Canan’la konuşmaya devam ediyoruz. Gündüzleri en erken saat gibi kalkıyoruz. Ondan sonra da sosyal bir faaliyet yapabiliyorsan içinden geliyorsa kalkıp geziyorsun. Bazen kızlarla buluşuyoruz o kadar. Cuma cumartesi çok yorulduğumuzdan genelde dinlenerek geçiriyoruz evde. Haftada bir gün izinliyiz, onu da bazen kullanıyoruz. Sevgilisi olanlar kullanıyor tabi. Sinem’in sevgilisi varmış. Gazinoda tanışmış. Bu işi yapmasına kızmıyormuş, zaten beni orada tanıdı diyor. Canan, yapma etme diyen çok da kimse alayım da seni karı yapayım demiyor diyor. Sinem “biz de durmayız, artık paraya alıştık ya. En güzeli böyle. Tek eşlilikten yanayım. Aşk kadınıyım biraz” diyor gülerek.
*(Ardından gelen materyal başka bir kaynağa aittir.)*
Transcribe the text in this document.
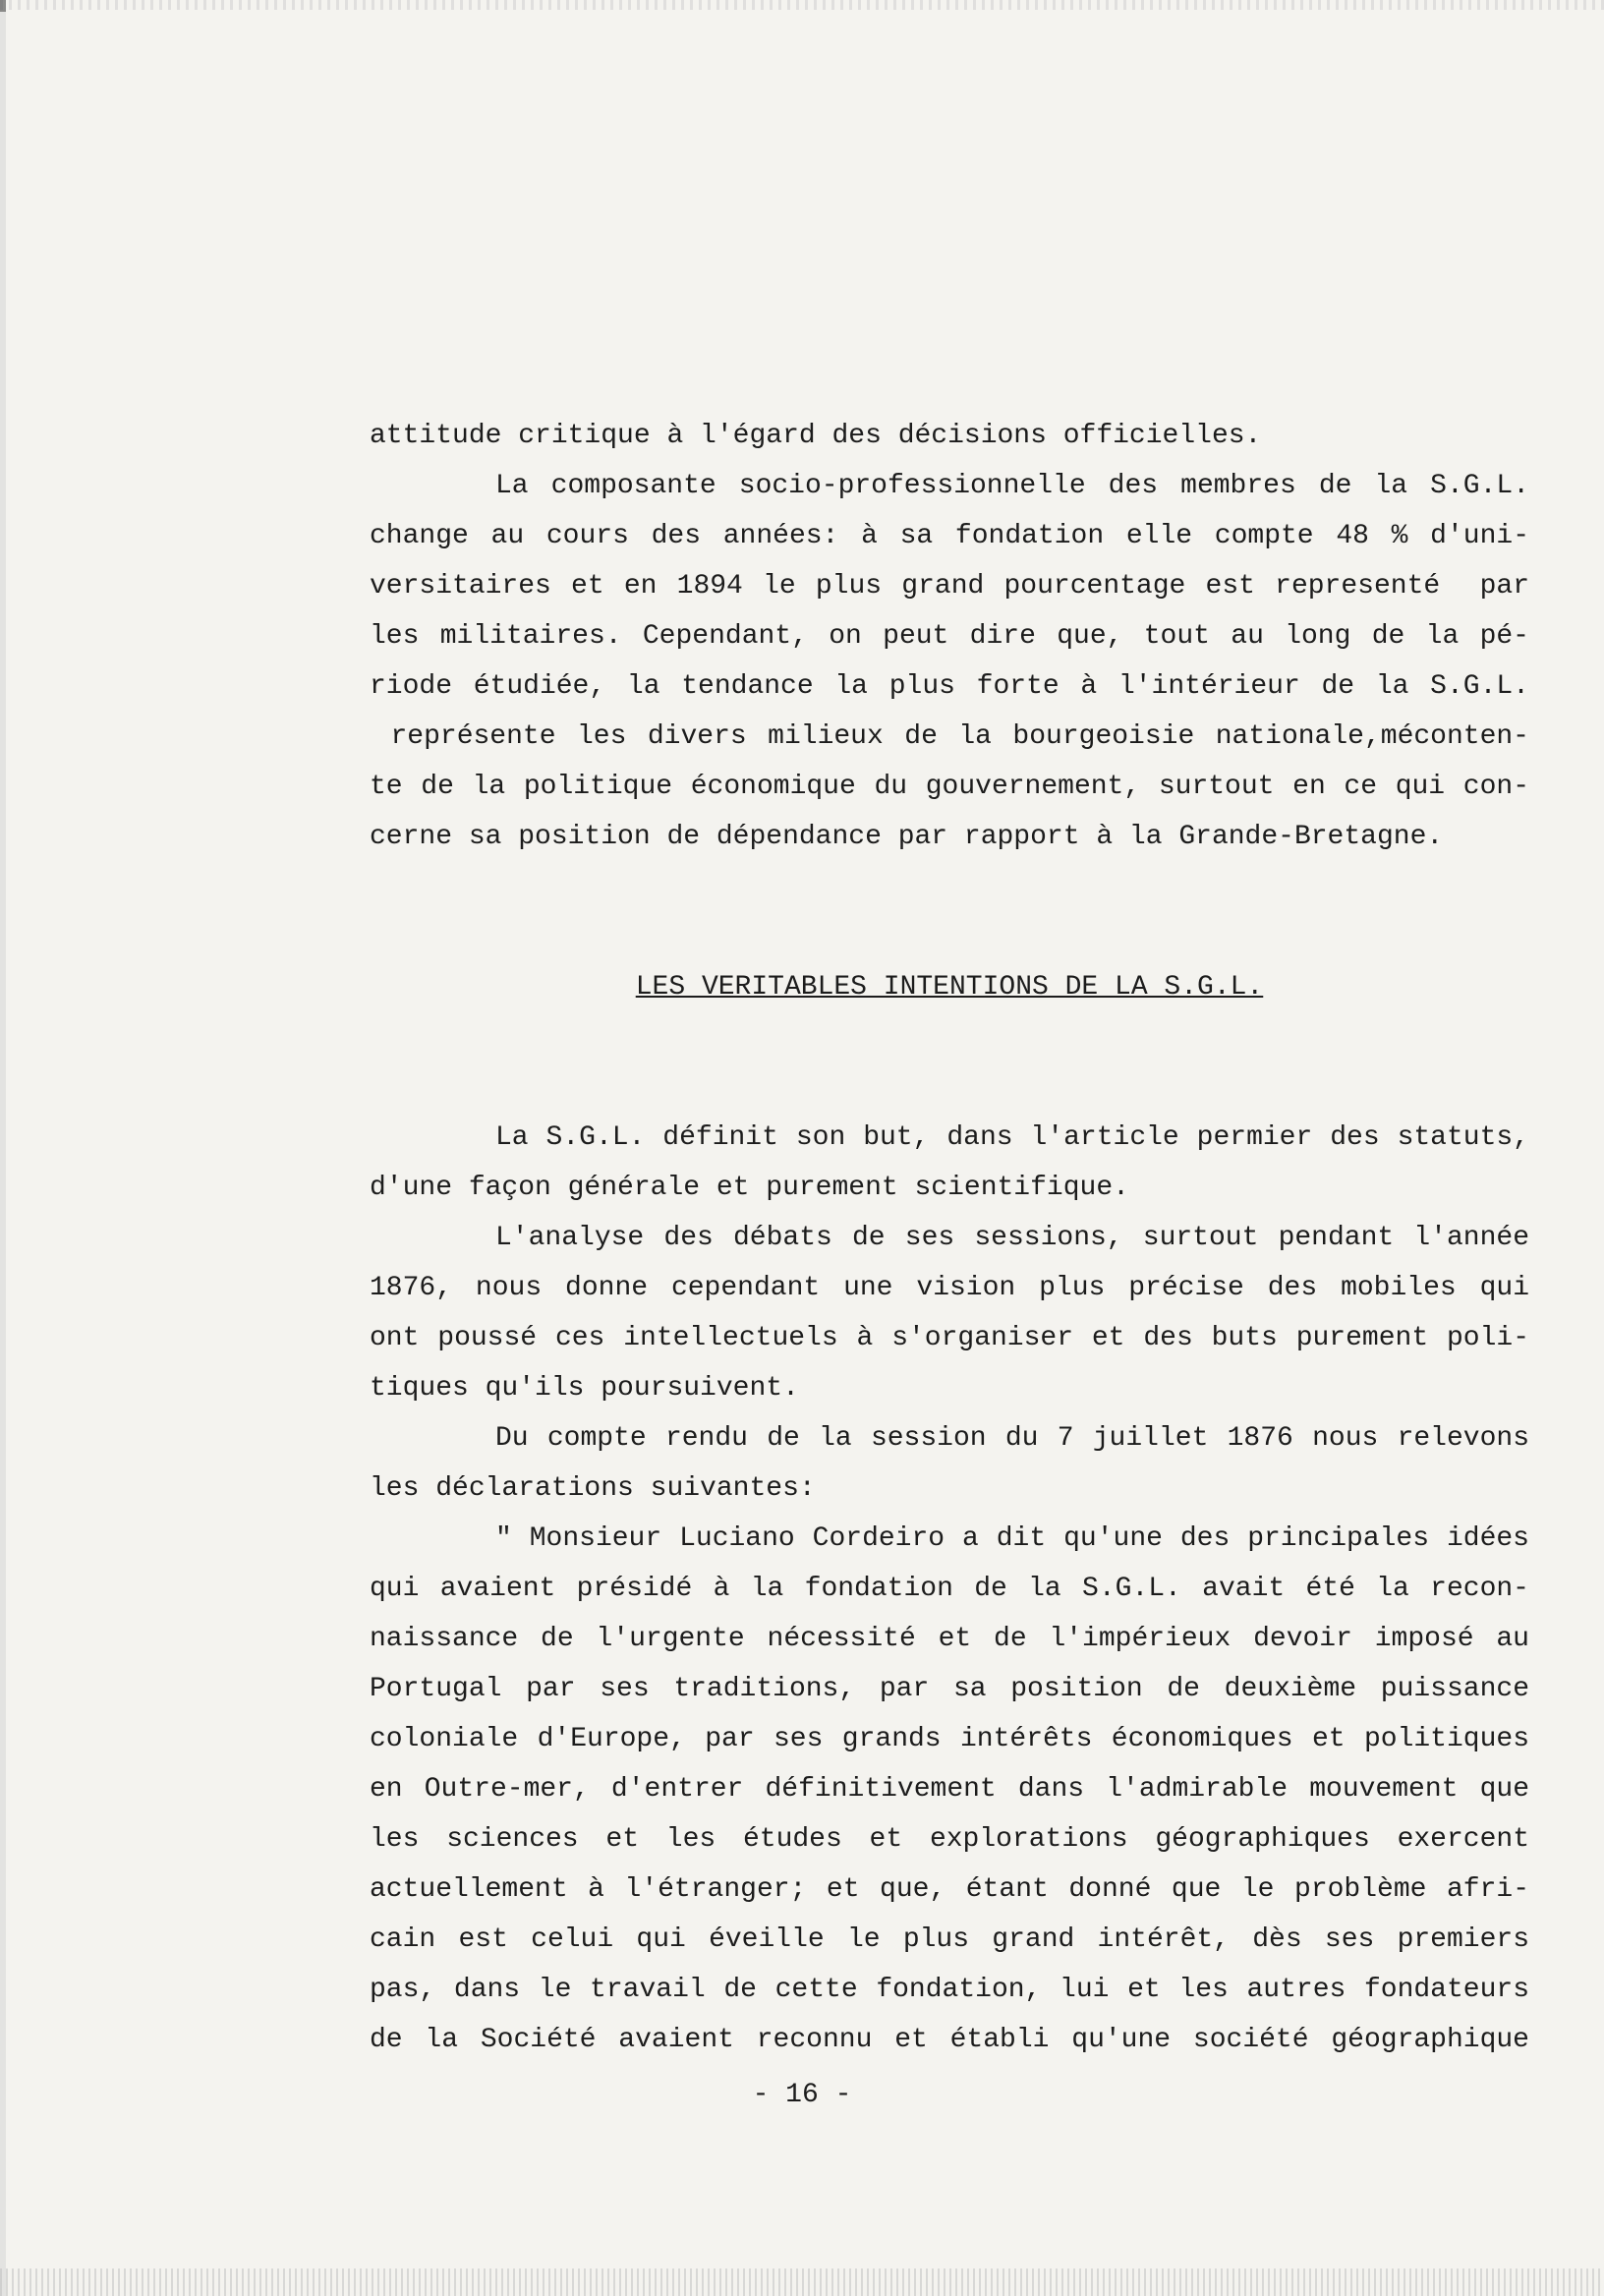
attitude critique à l'égard des décisions officielles.

La composante socio-professionnelle des membres de la S.G.L.

change au cours des années: à sa fondation elle compte 48 % d'uni-

versitaires et en 1894 le plus grand pourcentage est representé  par

les militaires. Cependant, on peut dire que, tout au long de la pé-

riode étudiée, la tendance la plus forte à l'intérieur de la S.G.L.

représente les divers milieux de la bourgeoisie nationale,méconten-

te de la politique économique du gouvernement, surtout en ce qui con-

cerne sa position de dépendance par rapport à la Grande-Bretagne.

LES VERITABLES INTENTIONS DE LA S.G.L.

La S.G.L. définit son but, dans l'article permier des statuts,

d'une façon générale et purement scientifique.

L'analyse des débats de ses sessions, surtout pendant l'année

1876, nous donne cependant une vision plus précise des mobiles qui

ont poussé ces intellectuels à s'organiser et des buts purement poli-

tiques qu'ils poursuivent.

Du compte rendu de la session du 7 juillet 1876 nous relevons

les déclarations suivantes:

" Monsieur Luciano Cordeiro a dit qu'une des principales idées

qui avaient présidé à la fondation de la S.G.L. avait été la recon-

naissance de l'urgente nécessité et de l'impérieux devoir imposé au

Portugal par ses traditions, par sa position de deuxième puissance

coloniale d'Europe, par ses grands intérêts économiques et politiques

en Outre-mer, d'entrer définitivement dans l'admirable mouvement que

les sciences et les études et explorations géographiques exercent

actuellement à l'étranger; et que, étant donné que le problème afri-

cain est celui qui éveille le plus grand intérêt, dès ses premiers

pas, dans le travail de cette fondation, lui et les autres fondateurs

de la Société avaient reconnu et établi qu'une société géographique

- 16 -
Dosyanın başlığı “Umutsuz Pavyon Kadınları” olsun diyor.

Nida güzel sesiyle türkü söylüyor. Pavyon kadınları biraz arabesk söyler diyor Sinem. Ne söyleyeyim diye soruyor, o sırada makyajı yapılan Tuba “Benim canım sevgilim, iyi ki varsın” diyor. Nida başlıyor söylemeye, sesine hakim. Bir de “Üflediler Söndüm” patlatıyor, ardından Etek Sarı.

Patronlarını seviyorlar. “Ananın babanın sahip çıkmadığı kadar sahip çıkıyorlar bize. Dükkanda tırnağımızın ucuna zarar gelsin öldürürler adamı o derece. Haklarını inkar edemeyiz. Dışarıda bir olayın mı oldu, bir sorunun mu var, her türlü adamını getirtir ve her türlü de hallettirir o işi” diyor Nida. “Ankara gece alemi Türkiye’deki en temiz gece alemi” diyor Sinem.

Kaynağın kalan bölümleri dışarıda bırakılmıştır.